Because CTSB models are provided only with the most recent observation as input for predict, and because RNNs need to take a history of observations in order to make predictions, we need to implement a private helper method to support RNN's predict. In the code below, we will call this private method \_predict, which takes parameters $\theta$ in the form of a list of matrices, and $x$ which is a list of the previous $k$ observations $x_t$.

In [0]:
# get glorot initialization from JAX
import jax.experimental.stax as stax 
glorot_init = stax.glorot()

class MyRNN(ctsb.CustomModel):
  
  # input_dim: dimension of RNN inputs, hidden_dim: dimension of hidden state/output
  # memory_length: length of observation history to store
  # optimizer: CTSB optimizer class or instance (used in update method)
  def initialize(self, input_dim, hidden_dim, memory_length, optimizer):
    
    # store arguments
    self.d_in = input_dim
    self.d_hid = hidden_dim
    self.mem = memory_length
    
    # initialize and store model parameters
    W_h = glorot_init(generate_key(), (hidden_dim, hidden_dim))
    W_x = glorot_init(generate_key(), (hidden_dim, input_dim))
    b = random.normal(generate_key(), shape=(hidden_dim,))
    self.params = [W_h, W_x, b]
    
    # initialize predict helper method (x is a history in this case)
    def _predict(params, x): 
      W_h, W_x, b = params      # unroll parameters
      hid = np.zeros(hidden_dim)
      for x_t in x:
        hid = np.tanh(np.dot(W_h, hid) + np.dot(W_x, x_t) + b)
      return hid
    self._predict = jax.jit(_predict)   # jit compiles code and improves efficiency
    
    # store optimizer in method by providing helper predict
    self._store_optimizer(optimizer, self._predict)
    
  # x is an input_dim length ndarray
  def predict(self, x):
    
    # store new observation in history
    temp = np.roll(self.x_history, self.d_in)
    self.x_history = jax.ops.index_update(temp, jax.ops.index[0,:], x)
    
    # return prediction via helper method
    return self._predict(self.params, self.x_history)

  
  # y_true is the next observation/label
  def update(self, y_true):
    self.params = self.optimizer.update(self.params, self.x, y)
    return

Every CTSB model, including those inheriting the CustomModel class, come with a built-in \_store\_optimizer method which can be called to load the optimizer into the model. Optimizers as well as \_store\_optimizer must take a prediction method in order to be able to compute gradients to optimize against, and because optimizers depend on JAX's autograd functionality, any predict method passed to an optimizer must be implemented using JAX NumPy.

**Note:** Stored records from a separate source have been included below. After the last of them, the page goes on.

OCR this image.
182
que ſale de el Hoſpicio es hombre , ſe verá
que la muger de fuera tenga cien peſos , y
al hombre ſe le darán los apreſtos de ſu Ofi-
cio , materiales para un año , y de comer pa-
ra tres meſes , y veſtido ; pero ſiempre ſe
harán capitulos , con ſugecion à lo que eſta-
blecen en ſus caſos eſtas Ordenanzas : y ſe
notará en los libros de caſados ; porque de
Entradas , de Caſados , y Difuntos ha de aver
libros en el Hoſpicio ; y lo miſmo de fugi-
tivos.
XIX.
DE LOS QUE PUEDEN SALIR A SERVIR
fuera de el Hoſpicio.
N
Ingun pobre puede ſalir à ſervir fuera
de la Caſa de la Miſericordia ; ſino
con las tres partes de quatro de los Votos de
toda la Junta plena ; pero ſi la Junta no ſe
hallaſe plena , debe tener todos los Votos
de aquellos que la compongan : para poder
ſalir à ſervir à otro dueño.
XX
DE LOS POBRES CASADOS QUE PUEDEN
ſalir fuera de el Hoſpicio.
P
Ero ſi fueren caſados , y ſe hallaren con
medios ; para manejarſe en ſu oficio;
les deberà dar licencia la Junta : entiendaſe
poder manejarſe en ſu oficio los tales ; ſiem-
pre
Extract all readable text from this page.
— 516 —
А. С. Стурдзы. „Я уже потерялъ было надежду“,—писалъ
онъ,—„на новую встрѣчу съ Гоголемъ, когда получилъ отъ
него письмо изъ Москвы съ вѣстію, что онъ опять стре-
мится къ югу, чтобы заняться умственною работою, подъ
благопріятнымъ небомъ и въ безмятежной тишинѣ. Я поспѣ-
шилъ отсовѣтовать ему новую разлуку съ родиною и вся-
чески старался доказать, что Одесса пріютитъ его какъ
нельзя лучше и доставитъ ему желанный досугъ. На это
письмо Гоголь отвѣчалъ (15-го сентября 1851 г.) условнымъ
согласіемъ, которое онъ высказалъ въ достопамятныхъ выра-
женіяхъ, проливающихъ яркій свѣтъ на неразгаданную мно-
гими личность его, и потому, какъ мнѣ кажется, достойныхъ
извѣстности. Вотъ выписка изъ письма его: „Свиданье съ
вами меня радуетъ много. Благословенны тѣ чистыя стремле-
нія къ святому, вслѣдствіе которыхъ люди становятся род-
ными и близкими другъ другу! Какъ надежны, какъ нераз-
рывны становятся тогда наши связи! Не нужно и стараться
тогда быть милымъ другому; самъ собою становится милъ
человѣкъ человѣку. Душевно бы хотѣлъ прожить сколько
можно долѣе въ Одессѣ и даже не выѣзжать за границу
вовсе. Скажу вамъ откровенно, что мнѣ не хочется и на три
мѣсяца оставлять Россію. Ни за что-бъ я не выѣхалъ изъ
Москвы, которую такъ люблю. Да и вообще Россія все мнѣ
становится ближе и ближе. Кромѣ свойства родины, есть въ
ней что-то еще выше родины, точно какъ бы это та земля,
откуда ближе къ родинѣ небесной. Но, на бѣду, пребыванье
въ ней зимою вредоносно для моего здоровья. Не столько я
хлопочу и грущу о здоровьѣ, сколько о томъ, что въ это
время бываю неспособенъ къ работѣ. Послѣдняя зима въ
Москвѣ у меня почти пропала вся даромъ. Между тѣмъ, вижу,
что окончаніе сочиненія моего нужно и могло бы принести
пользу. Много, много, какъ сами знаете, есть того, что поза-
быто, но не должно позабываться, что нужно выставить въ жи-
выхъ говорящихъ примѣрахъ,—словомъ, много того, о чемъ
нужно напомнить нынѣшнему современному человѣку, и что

We now register and run our model on an ARMA(5, 3) problem and compare it's performance to LastValue.

In [0]:
from ctsb.losses import mse
from ctsb.models.optimizers import Adagrad

# register and initialize custom RNN model
ctsb.register_custom_model(MyRNN, "MyRNN")
my_model = ctsb.model("MyRNN")
d_in, d_hid, memory = 1, 1, 6
optimizer = Adagrad(learning_rate=0.01)
my_model.initialize(d_in, d_hid, memory, optimizer)

# run on ARMA problem and compare to LastValue
T = 1000
p, q = 5, 3
problem = ctsb.problem("ARMA-v0")
cur_x = problem.initialize(p, q)
loss = lambda y_true, y_pred: (y_true - y_pred)**2
pz_model = ctsb.model("LastValue")
pz_model.initialize()

my_results = []
pz_results = []
for i in range(T):
    my_y_pred = my_model.predict(cur_x)
    pz_y_pred = pz_model.predict(cur_x)
    y_true = problem.step()
    my_loss = mse(y_true, my_y_pred)
    pz_loss = mse(y_true, pz_y_pred)
    my_results.append(my_loss)
    pz_results.append(pz_loss)
    my_model.update(y_true)
    pz_model.update(y_true)
    cur_x = y_true

# plot model performance
plt.plot(my_results, label="MyModel")
plt.plot(pz_results, label="PredictZero")
plt.legend()
plt.title("MyModel vs PredictZero on ARMA problem")
plt.show()

As you can see, our model works better than PredictZero for this ARMA problem.